On Monday, 8 September 2014 at 23:48:54 UTC, Dicebot wrote:
On Monday, 8 September 2014 at 23:39:17 UTC, Dicebot wrote:
Because original post had no learning context at all. I would gladly support initiative to provide more example-based tutorials for DMD contribution. Or any call for feedback based on existing patches. But it has nothing like that, instead focusing on "here is what I like to change in D so I keep local patches it" side of things. And this is really bad.

There may not yet be a learning context for the overall community, but there is for the small group of people who want to experiment with the different syntax that they've come up with. They may find that their syntax changes don't work as well as they thought and abandon them. A bunch of them may find one particular syntax change or addition to be very useful and push for it to be included in the mainline frontend. We won't know any of this till they experiment and talk to each other.

Nothing is perfect and freedoms of open source come with their own drawbacks. I still find the benefits worth it but that doesn't mean that does mean that drawbacks are to be liked.
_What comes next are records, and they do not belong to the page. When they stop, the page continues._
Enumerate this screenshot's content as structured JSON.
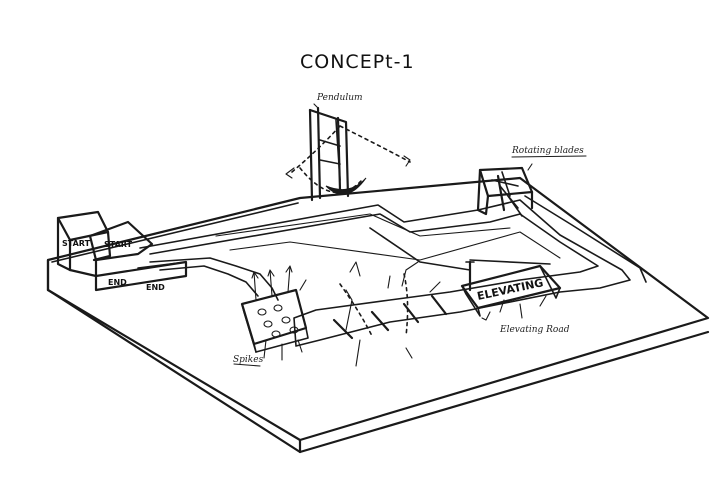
{
  "title": "CONCEPt-1",
  "labels": {
    "pendulum": "Pendulum",
    "rotating_blades": "Rotating blades",
    "start_1": "START",
    "start_2": "START",
    "end_1": "END",
    "end_2": "END",
    "elevating": "ELEVATING",
    "elevating_road": "Elevating Road",
    "spikes": "Spikes"
  }
}
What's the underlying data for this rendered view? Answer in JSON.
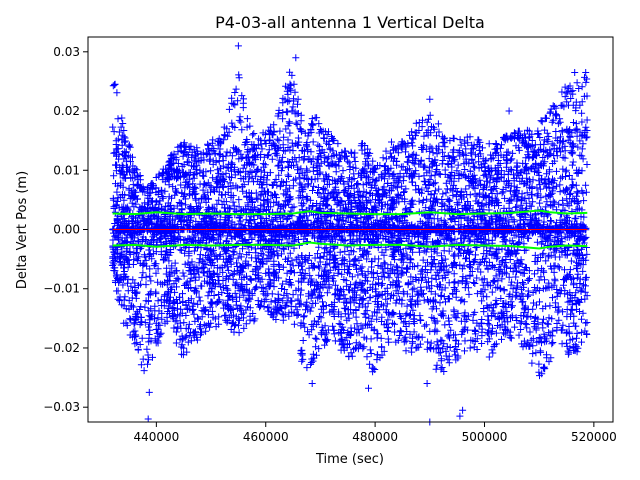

Sometimes social aspect can be used as a counter-measure of technical flaw.

To stress this point a bit more - constant bikeshedding is already one the major problems with D development culture. Everyone has his own opinion about the best syntax sugar or key features missing. One thing I respect established DMD contributors for is that they are capable of prioritizing the bigger picture over own preferences, despite the fact there is no one actually defining that bigger picture. If anything, I'd much more appreciate a real full-blown fork with a different vision (there are actually few already present) than encouraging a fragmentation over trivialities.

But not everyone wants a full fork, they just want to tweak the syntax to best suit their preferences. One of the things I like about D is how it uses the old C-style syntax, so I don't have to rewire the C-style parser in my head every time I read D code. Others have different parsers in their heads however. ;)

I've been thinking for some time that the solution to avoid source code formatting arguments is to have a formatter only show you source in the format you prefer, whether tabs over spaces or egyptian braces. Perhaps the same is possible for syntax to a large extent, ie you download D source and your editor automatically runs it through a syntax translator so that you see the syntax you prefer. This doesn't have to be part of the compiler, it can be done by other tools, though perhaps such translation tools would likely be built on the DDMD frontend.

Perhaps this is a first step in experimenting with such syntax translation, or maybe it doesn't go anywhere. Let's not worry about fragmentation because of some small experiments.